Vox only says the quiet part loud
The Spanish conservative right is much more radical than its counterpart in Germany and France for the simple reason that it was formed on the premise of the triumph of its local fascism.
In Spain, they were victorious and have not had to be ashamed of their legacy in the Civil War and dictatorship, whereas, in Germany or France, they were built on the premise of repudiation of a past or confrontation with Nazism in World War II.
The extreme right in Spain had been latent for many years within the PP itself, and Vox is nothing more than a simplified expression of the ideas always seen as acceptable by conservative hardliners.
The likes of Vox's leader Santiago Abascal simply dare to say them out loud and publicly defend them.
And in the run-up to the 2024 European elections, Europe's conservatives, like their Spanish peers, are choosing the same attitude of quiet acceptance of the new far-right parties' fascist ideas.
To put it simply: the European conservative right has learned it cannot defeat the extreme right and has decided to build bridges with them instead.
Europe's conservatives will now take a page out of Spain's book
The European People's Party (EPP) flagbearers, including Italy's Antonio Tajani and Germany's Manfred Weber, have already made strides to integrate fascists into the much larger conservative family.

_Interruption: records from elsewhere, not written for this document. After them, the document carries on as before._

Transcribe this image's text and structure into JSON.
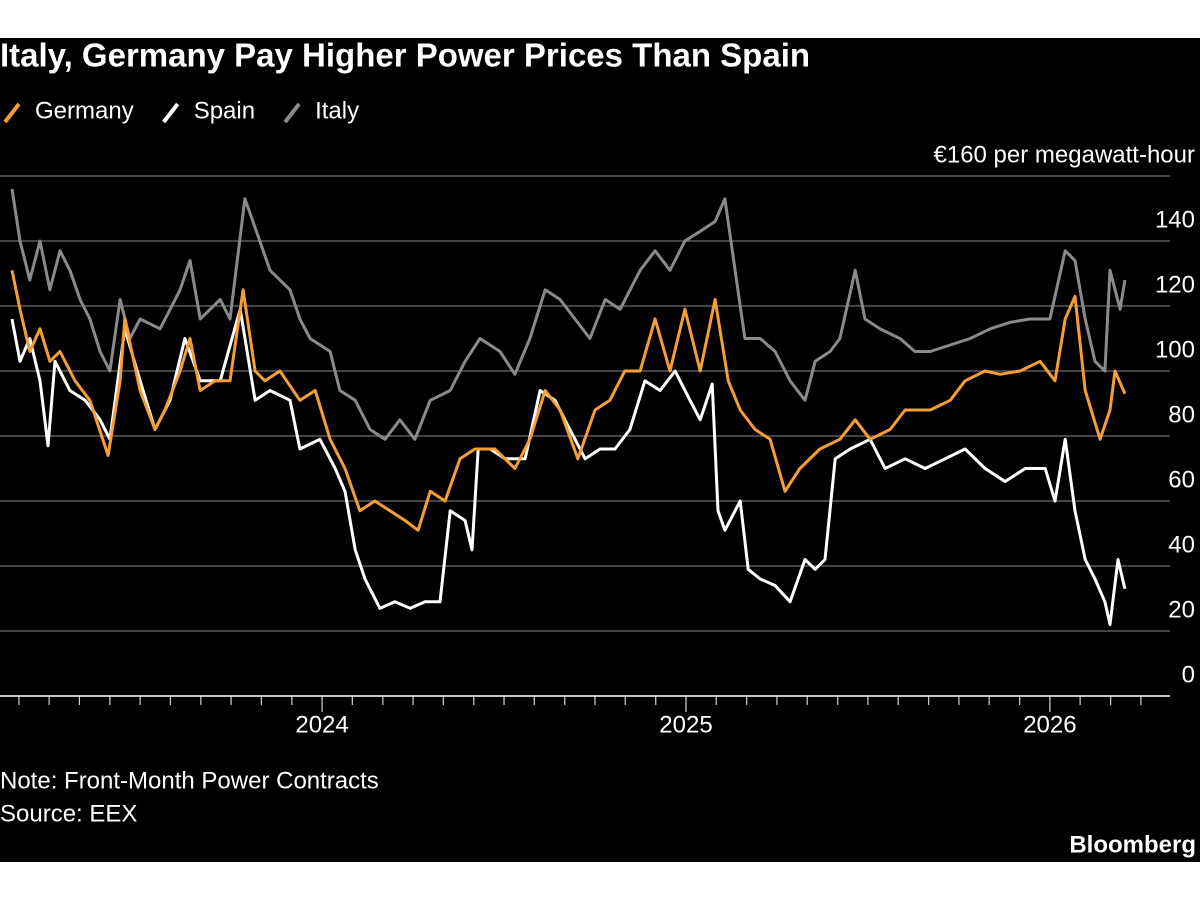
{
  "chart_data": {
    "type": "line",
    "title": "Italy, Germany Pay Higher Power Prices Than Spain",
    "note": "Note: Front-Month Power Contracts",
    "source": "Source: EEX",
    "brand": "Bloomberg",
    "xlim": [
      2023.115,
      2026.33
    ],
    "xticks": [
      2024,
      2025,
      2026
    ],
    "xminorticks": [
      2023.167,
      2023.25,
      2023.333,
      2023.417,
      2023.5,
      2023.583,
      2023.667,
      2023.75,
      2023.833,
      2023.917,
      2024.083,
      2024.167,
      2024.25,
      2024.333,
      2024.417,
      2024.5,
      2024.583,
      2024.667,
      2024.75,
      2024.833,
      2024.917,
      2025.083,
      2025.167,
      2025.25,
      2025.333,
      2025.417,
      2025.5,
      2025.583,
      2025.667,
      2025.75,
      2025.833,
      2025.917,
      2026.083,
      2026.167,
      2026.25
    ],
    "ylim": [
      0,
      160
    ],
    "yticks": [
      0,
      20,
      40,
      60,
      80,
      100,
      120,
      140,
      {
        "value": 160,
        "label": "€160 per megawatt-hour"
      }
    ],
    "grid": true,
    "legend": "top-left",
    "series": [
      {
        "name": "Germany",
        "color": "#f59d36",
        "x": [
          2023.148,
          2023.17,
          2023.197,
          2023.225,
          2023.252,
          2023.28,
          2023.321,
          2023.362,
          2023.412,
          2023.445,
          2023.458,
          2023.5,
          2023.541,
          2023.568,
          2023.61,
          2023.637,
          2023.665,
          2023.706,
          2023.747,
          2023.783,
          2023.816,
          2023.843,
          2023.884,
          2023.939,
          2023.981,
          2024.022,
          2024.063,
          2024.104,
          2024.145,
          2024.187,
          2024.228,
          2024.264,
          2024.297,
          2024.338,
          2024.379,
          2024.42,
          2024.475,
          2024.53,
          2024.571,
          2024.613,
          2024.654,
          2024.703,
          2024.75,
          2024.791,
          2024.832,
          2024.874,
          2024.915,
          2024.956,
          2024.997,
          2025.039,
          2025.08,
          2025.116,
          2025.149,
          2025.19,
          2025.231,
          2025.272,
          2025.313,
          2025.368,
          2025.423,
          2025.465,
          2025.506,
          2025.561,
          2025.602,
          2025.671,
          2025.726,
          2025.767,
          2025.822,
          2025.863,
          2025.918,
          2025.973,
          2026.014,
          2026.042,
          2026.069,
          2026.097,
          2026.138,
          2026.165,
          2026.179,
          2026.206
        ],
        "values": [
          131,
          119,
          106,
          113,
          103,
          106,
          97,
          91,
          74,
          97,
          116,
          94,
          82,
          88,
          100,
          110,
          94,
          97,
          97,
          125,
          100,
          97,
          100,
          91,
          94,
          79,
          70,
          57,
          60,
          57,
          54,
          51,
          63,
          60,
          73,
          76,
          76,
          70,
          79,
          94,
          88,
          73,
          88,
          91,
          100,
          100,
          116,
          100,
          119,
          100,
          122,
          97,
          88,
          82,
          79,
          63,
          70,
          76,
          79,
          85,
          79,
          82,
          88,
          88,
          91,
          97,
          100,
          99,
          100,
          103,
          97,
          116,
          123,
          94,
          79,
          88,
          100,
          93
        ]
      },
      {
        "name": "Spain",
        "color": "#ffffff",
        "x": [
          2023.148,
          2023.17,
          2023.197,
          2023.225,
          2023.247,
          2023.266,
          2023.307,
          2023.349,
          2023.39,
          2023.417,
          2023.458,
          2023.5,
          2023.541,
          2023.582,
          2023.623,
          2023.665,
          2023.72,
          2023.775,
          2023.816,
          2023.857,
          2023.912,
          2023.939,
          2023.994,
          2024.036,
          2024.063,
          2024.091,
          2024.118,
          2024.159,
          2024.2,
          2024.242,
          2024.283,
          2024.324,
          2024.352,
          2024.393,
          2024.412,
          2024.429,
          2024.462,
          2024.503,
          2024.558,
          2024.599,
          2024.64,
          2024.681,
          2024.723,
          2024.764,
          2024.805,
          2024.846,
          2024.887,
          2024.929,
          2024.97,
          2025.011,
          2025.039,
          2025.072,
          2025.088,
          2025.107,
          2025.149,
          2025.171,
          2025.204,
          2025.245,
          2025.286,
          2025.327,
          2025.355,
          2025.382,
          2025.41,
          2025.451,
          2025.506,
          2025.547,
          2025.602,
          2025.657,
          2025.712,
          2025.767,
          2025.822,
          2025.877,
          2025.932,
          2025.987,
          2026.014,
          2026.042,
          2026.069,
          2026.097,
          2026.124,
          2026.151,
          2026.165,
          2026.187,
          2026.206
        ],
        "values": [
          116,
          103,
          110,
          97,
          77,
          103,
          94,
          91,
          85,
          79,
          113,
          97,
          82,
          91,
          110,
          97,
          97,
          119,
          91,
          94,
          91,
          76,
          79,
          70,
          63,
          45,
          36,
          27,
          29,
          27,
          29,
          29,
          57,
          54,
          45,
          76,
          76,
          73,
          73,
          94,
          91,
          82,
          73,
          76,
          76,
          82,
          97,
          94,
          100,
          91,
          85,
          96,
          57,
          51,
          60,
          39,
          36,
          34,
          29,
          42,
          39,
          42,
          73,
          76,
          79,
          70,
          73,
          70,
          73,
          76,
          70,
          66,
          70,
          70,
          60,
          79,
          57,
          42,
          36,
          29,
          22,
          42,
          33
        ]
      },
      {
        "name": "Italy",
        "color": "#8a8a8a",
        "x": [
          2023.148,
          2023.17,
          2023.197,
          2023.225,
          2023.252,
          2023.28,
          2023.307,
          2023.335,
          2023.362,
          2023.39,
          2023.417,
          2023.445,
          2023.472,
          2023.5,
          2023.555,
          2023.61,
          2023.637,
          2023.665,
          2023.72,
          2023.747,
          2023.788,
          2023.829,
          2023.857,
          2023.912,
          2023.939,
          2023.967,
          2024.022,
          2024.049,
          2024.091,
          2024.132,
          2024.173,
          2024.214,
          2024.255,
          2024.297,
          2024.352,
          2024.393,
          2024.434,
          2024.489,
          2024.53,
          2024.571,
          2024.613,
          2024.654,
          2024.695,
          2024.736,
          2024.778,
          2024.819,
          2024.874,
          2024.915,
          2024.956,
          2024.997,
          2025.039,
          2025.08,
          2025.107,
          2025.135,
          2025.162,
          2025.204,
          2025.245,
          2025.286,
          2025.327,
          2025.355,
          2025.396,
          2025.423,
          2025.465,
          2025.492,
          2025.533,
          2025.588,
          2025.629,
          2025.671,
          2025.726,
          2025.781,
          2025.836,
          2025.891,
          2025.945,
          2026.0,
          2026.042,
          2026.069,
          2026.097,
          2026.124,
          2026.151,
          2026.165,
          2026.193,
          2026.206
        ],
        "values": [
          156,
          140,
          128,
          140,
          125,
          137,
          131,
          122,
          116,
          106,
          100,
          122,
          110,
          116,
          113,
          125,
          134,
          116,
          122,
          116,
          153,
          140,
          131,
          125,
          116,
          110,
          106,
          94,
          91,
          82,
          79,
          85,
          79,
          91,
          94,
          103,
          110,
          106,
          99,
          110,
          125,
          122,
          116,
          110,
          122,
          119,
          131,
          137,
          131,
          140,
          143,
          146,
          153,
          131,
          110,
          110,
          106,
          97,
          91,
          103,
          106,
          110,
          131,
          116,
          113,
          110,
          106,
          106,
          108,
          110,
          113,
          115,
          116,
          116,
          137,
          134,
          116,
          103,
          100,
          131,
          119,
          128
        ]
      }
    ]
  }
}
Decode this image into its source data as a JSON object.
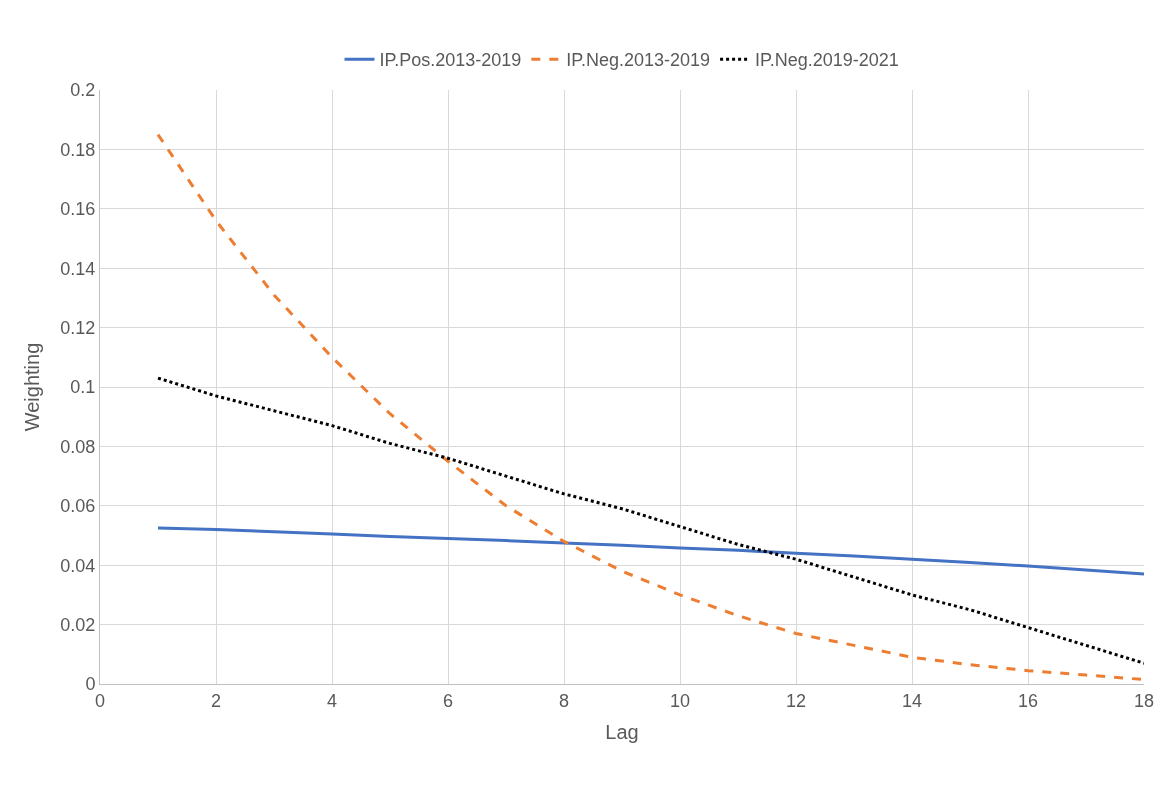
{
  "chart_data": {
    "type": "line",
    "xlabel": "Lag",
    "ylabel": "Weighting",
    "x": [
      1,
      2,
      3,
      4,
      5,
      6,
      7,
      8,
      9,
      10,
      11,
      12,
      13,
      14,
      15,
      16,
      17,
      18
    ],
    "series": [
      {
        "name": "IP.Pos.2013-2019",
        "color": "#4472c4",
        "line_style": "solid",
        "values": [
          0.0525,
          0.052,
          0.0513,
          0.0505,
          0.0497,
          0.049,
          0.0483,
          0.0475,
          0.0467,
          0.0458,
          0.045,
          0.044,
          0.0431,
          0.042,
          0.0409,
          0.0397,
          0.0384,
          0.037
        ]
      },
      {
        "name": "IP.Neg.2013-2019",
        "color": "#ed7d31",
        "line_style": "dashed",
        "values": [
          0.185,
          0.156,
          0.131,
          0.11,
          0.091,
          0.075,
          0.06,
          0.048,
          0.038,
          0.03,
          0.023,
          0.017,
          0.013,
          0.009,
          0.0065,
          0.0045,
          0.003,
          0.0015
        ]
      },
      {
        "name": "IP.Neg.2019-2021",
        "color": "#000000",
        "line_style": "dotted",
        "values": [
          0.103,
          0.097,
          0.092,
          0.087,
          0.081,
          0.076,
          0.07,
          0.064,
          0.059,
          0.053,
          0.047,
          0.042,
          0.036,
          0.03,
          0.025,
          0.019,
          0.013,
          0.007
        ]
      }
    ],
    "xlim": [
      0,
      18
    ],
    "xticks": [
      0,
      2,
      4,
      6,
      8,
      10,
      12,
      14,
      16,
      18
    ],
    "ylim": [
      0,
      0.2
    ],
    "yticks": [
      0,
      0.02,
      0.04,
      0.06,
      0.08,
      0.1,
      0.12,
      0.14,
      0.16,
      0.18,
      0.2
    ],
    "grid": true,
    "legend": "top",
    "marker": "none"
  }
}
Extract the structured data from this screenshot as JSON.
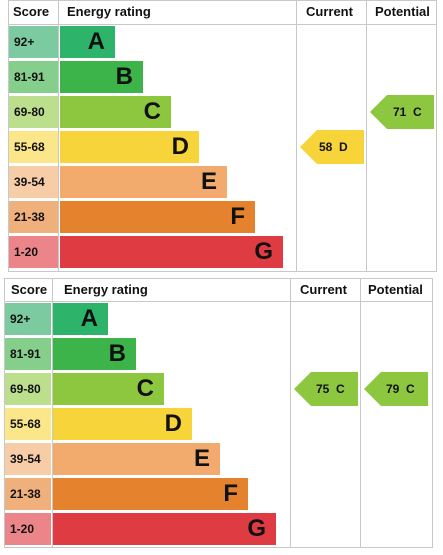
{
  "charts": [
    {
      "headers": {
        "score": "Score",
        "energy_rating": "Energy rating",
        "current": "Current",
        "potential": "Potential"
      },
      "current": {
        "value": "58",
        "letter": "D",
        "color": "#f7d43a"
      },
      "potential": {
        "value": "71",
        "letter": "C",
        "color": "#8dc63f"
      }
    },
    {
      "headers": {
        "score": "Score",
        "energy_rating": "Energy rating",
        "current": "Current",
        "potential": "Potential"
      },
      "current": {
        "value": "75",
        "letter": "C",
        "color": "#8dc63f"
      },
      "potential": {
        "value": "79",
        "letter": "C",
        "color": "#8dc63f"
      }
    }
  ],
  "bands": [
    {
      "score": "92+",
      "letter": "A",
      "color": "#2db36a",
      "score_bg": "#7ccaa0"
    },
    {
      "score": "81-91",
      "letter": "B",
      "color": "#3cb44a",
      "score_bg": "#86ce8c"
    },
    {
      "score": "69-80",
      "letter": "C",
      "color": "#8dc63f",
      "score_bg": "#bcdf8d"
    },
    {
      "score": "55-68",
      "letter": "D",
      "color": "#f7d43a",
      "score_bg": "#fbe68a"
    },
    {
      "score": "39-54",
      "letter": "E",
      "color": "#f2ab6d",
      "score_bg": "#f7cda8"
    },
    {
      "score": "21-38",
      "letter": "F",
      "color": "#e4822d",
      "score_bg": "#efb07c"
    },
    {
      "score": "1-20",
      "letter": "G",
      "color": "#de3b42",
      "score_bg": "#eb8589"
    }
  ]
}
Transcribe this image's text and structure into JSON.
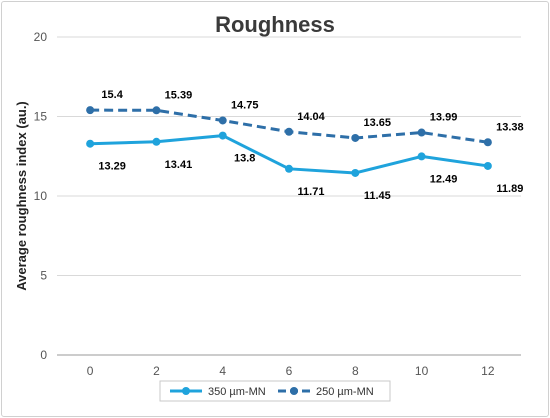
{
  "chart_data": {
    "type": "line",
    "title": "Roughness",
    "xlabel": "",
    "ylabel": "Average roughness index (au.)",
    "x": [
      0,
      2,
      4,
      6,
      8,
      10,
      12
    ],
    "xlim": [
      -1,
      13
    ],
    "ylim": [
      0,
      20
    ],
    "yticks": [
      0,
      5,
      10,
      15,
      20
    ],
    "grid": "horizontal",
    "legend_position": "bottom",
    "series": [
      {
        "name": "350 µm-MN",
        "values": [
          13.29,
          13.41,
          13.8,
          11.71,
          11.45,
          12.49,
          11.89
        ],
        "color": "#1fa3dc",
        "style": "solid",
        "label_position": "below"
      },
      {
        "name": "250 µm-MN",
        "values": [
          15.4,
          15.39,
          14.75,
          14.04,
          13.65,
          13.99,
          13.38
        ],
        "color": "#2e6fa8",
        "style": "dashed",
        "label_position": "above"
      }
    ]
  }
}
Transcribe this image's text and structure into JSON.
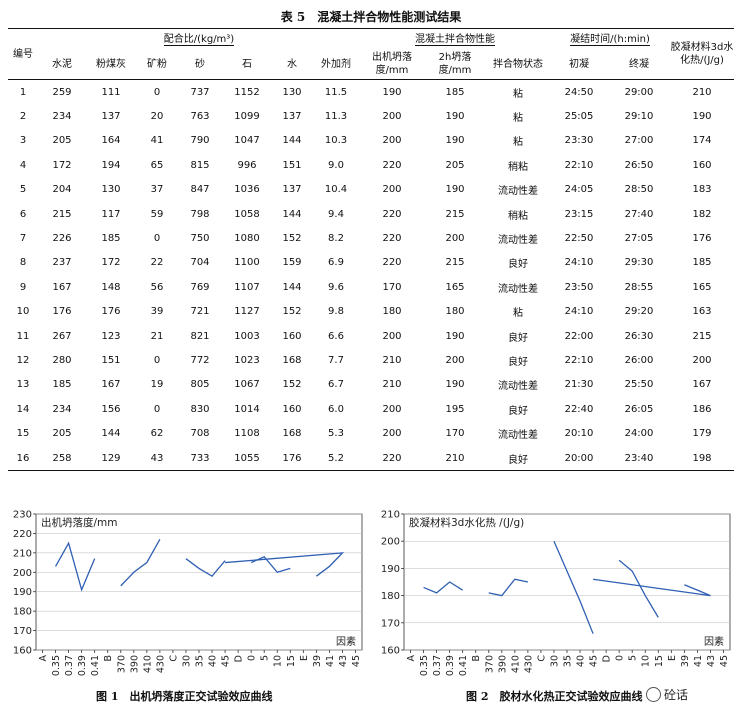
{
  "table": {
    "title": "表 5　混凝土拌合物性能测试结果",
    "header": {
      "no": "编号",
      "mix_group": "配合比/(kg/m³)",
      "perf_group": "混凝土拌合物性能",
      "set_group": "凝结时间/(h:min)",
      "heat": "胶凝材料3d水化热/(J/g)",
      "cols": [
        "水泥",
        "粉煤灰",
        "矿粉",
        "砂",
        "石",
        "水",
        "外加剂",
        "出机坍落度/mm",
        "2h坍落度/mm",
        "拌合物状态",
        "初凝",
        "终凝"
      ]
    },
    "rows": [
      [
        "1",
        "259",
        "111",
        "0",
        "737",
        "1152",
        "130",
        "11.5",
        "190",
        "185",
        "粘",
        "24:50",
        "29:00",
        "210"
      ],
      [
        "2",
        "234",
        "137",
        "20",
        "763",
        "1099",
        "137",
        "11.3",
        "200",
        "190",
        "粘",
        "25:05",
        "29:10",
        "190"
      ],
      [
        "3",
        "205",
        "164",
        "41",
        "790",
        "1047",
        "144",
        "10.3",
        "200",
        "190",
        "粘",
        "23:30",
        "27:00",
        "174"
      ],
      [
        "4",
        "172",
        "194",
        "65",
        "815",
        "996",
        "151",
        "9.0",
        "220",
        "205",
        "稍粘",
        "22:10",
        "26:50",
        "160"
      ],
      [
        "5",
        "204",
        "130",
        "37",
        "847",
        "1036",
        "137",
        "10.4",
        "200",
        "190",
        "流动性差",
        "24:05",
        "28:50",
        "183"
      ],
      [
        "6",
        "215",
        "117",
        "59",
        "798",
        "1058",
        "144",
        "9.4",
        "220",
        "215",
        "稍粘",
        "23:15",
        "27:40",
        "182"
      ],
      [
        "7",
        "226",
        "185",
        "0",
        "750",
        "1080",
        "152",
        "8.2",
        "220",
        "200",
        "流动性差",
        "22:50",
        "27:05",
        "176"
      ],
      [
        "8",
        "237",
        "172",
        "22",
        "704",
        "1100",
        "159",
        "6.9",
        "220",
        "215",
        "良好",
        "24:10",
        "29:30",
        "185"
      ],
      [
        "9",
        "167",
        "148",
        "56",
        "769",
        "1107",
        "144",
        "9.6",
        "170",
        "165",
        "流动性差",
        "23:50",
        "28:55",
        "165"
      ],
      [
        "10",
        "176",
        "176",
        "39",
        "721",
        "1127",
        "152",
        "9.8",
        "180",
        "180",
        "粘",
        "24:10",
        "29:20",
        "163"
      ],
      [
        "11",
        "267",
        "123",
        "21",
        "821",
        "1003",
        "160",
        "6.6",
        "200",
        "190",
        "良好",
        "22:00",
        "26:30",
        "215"
      ],
      [
        "12",
        "280",
        "151",
        "0",
        "772",
        "1023",
        "168",
        "7.7",
        "210",
        "200",
        "良好",
        "22:10",
        "26:00",
        "200"
      ],
      [
        "13",
        "185",
        "167",
        "19",
        "805",
        "1067",
        "152",
        "6.7",
        "210",
        "190",
        "流动性差",
        "21:30",
        "25:50",
        "167"
      ],
      [
        "14",
        "234",
        "156",
        "0",
        "830",
        "1014",
        "160",
        "6.0",
        "200",
        "195",
        "良好",
        "22:40",
        "26:05",
        "186"
      ],
      [
        "15",
        "205",
        "144",
        "62",
        "708",
        "1108",
        "168",
        "5.3",
        "200",
        "170",
        "流动性差",
        "20:10",
        "24:00",
        "179"
      ],
      [
        "16",
        "258",
        "129",
        "43",
        "733",
        "1055",
        "176",
        "5.2",
        "220",
        "210",
        "良好",
        "20:00",
        "23:40",
        "198"
      ]
    ]
  },
  "chart_data": [
    {
      "type": "line",
      "ylabel": "出机坍落度/mm",
      "xlabel": "因素",
      "ylim": [
        160,
        230
      ],
      "yticks": [
        160,
        170,
        180,
        190,
        200,
        210,
        220,
        230
      ],
      "categories": [
        "A",
        "0.35",
        "0.37",
        "0.39",
        "0.41",
        "B",
        "370",
        "390",
        "410",
        "430",
        "C",
        "30",
        "35",
        "40",
        "45",
        "D",
        "0",
        "5",
        "10",
        "15",
        "E",
        "39",
        "41",
        "43",
        "45"
      ],
      "segments": [
        {
          "factor": "A",
          "x": [
            "0.35",
            "0.37",
            "0.39",
            "0.41"
          ],
          "values": [
            203,
            215,
            191,
            207
          ]
        },
        {
          "factor": "B",
          "x": [
            "370",
            "390",
            "410",
            "430"
          ],
          "values": [
            193,
            200,
            205,
            217
          ]
        },
        {
          "factor": "C",
          "x": [
            "30",
            "35",
            "40",
            "45"
          ],
          "values": [
            207,
            202,
            198,
            206
          ]
        },
        {
          "factor": "D",
          "x": [
            "0",
            "5",
            "10",
            "15"
          ],
          "values": [
            205,
            208,
            200,
            202
          ]
        },
        {
          "factor": "E",
          "x": [
            "39",
            "41",
            "43",
            "45"
          ],
          "values": [
            198,
            203,
            210,
            205
          ]
        }
      ]
    },
    {
      "type": "line",
      "ylabel": "胶凝材料3d水化热 /(J/g)",
      "xlabel": "因素",
      "ylim": [
        160,
        210
      ],
      "yticks": [
        160,
        170,
        180,
        190,
        200,
        210
      ],
      "categories": [
        "A",
        "0.35",
        "0.37",
        "0.39",
        "0.41",
        "B",
        "370",
        "390",
        "410",
        "430",
        "C",
        "30",
        "35",
        "40",
        "45",
        "D",
        "0",
        "5",
        "10",
        "15",
        "E",
        "39",
        "41",
        "43",
        "45"
      ],
      "segments": [
        {
          "factor": "A",
          "x": [
            "0.35",
            "0.37",
            "0.39",
            "0.41"
          ],
          "values": [
            183,
            181,
            185,
            182
          ]
        },
        {
          "factor": "B",
          "x": [
            "370",
            "390",
            "410",
            "430"
          ],
          "values": [
            181,
            180,
            186,
            185
          ]
        },
        {
          "factor": "C",
          "x": [
            "30",
            "35",
            "40",
            "45"
          ],
          "values": [
            200,
            189,
            178,
            166
          ]
        },
        {
          "factor": "D",
          "x": [
            "0",
            "5",
            "10",
            "15"
          ],
          "values": [
            193,
            189,
            180,
            172
          ]
        },
        {
          "factor": "E",
          "x": [
            "39",
            "41",
            "43",
            "45"
          ],
          "values": [
            184,
            182,
            180,
            186
          ]
        }
      ]
    }
  ],
  "figures": {
    "fig1_caption": "图 1　出机坍落度正交试验效应曲线",
    "fig2_caption": "图 2　胶材水化热正交试验效应曲线"
  },
  "watermark": "砼话"
}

Alberto Nuñez Feijóo would have been one more piece of that movement.
The leader of the Spanish PP wanted Italian Prime Minister and leader of the far-right Fratelli d'Italia Giorgia Meloni to join the EPP, as he made abundantly clear in a joint interview with the newspapers El Mundo and Corriere Della Sera.
Spain is an example in Europe not for what has been celebrated as the brave resistance of PSOE's leader Pedro Sánchez to the rise of the extreme right, but for having been the archetype of a democratic state that has never dealt with lingering fascist ideas in the institutions favouring the impunity of those who committed crimes protected by that criminal ideology.
And if anything, Spain will now serve as the model for how to integrate the extreme right into the mainstream without it being too noticeable.
Antonio Maestre is a journalist and writer. He is a regular contributor to eldiario.es, La Sexta and La Marea, as well as Le Monde Diplomatique and Jacobin. Maestre is the author of books Los Rotos ("The Broken Ones"), Infames ("Infamous"), and Franquismo S.A. ("Francoism PLC").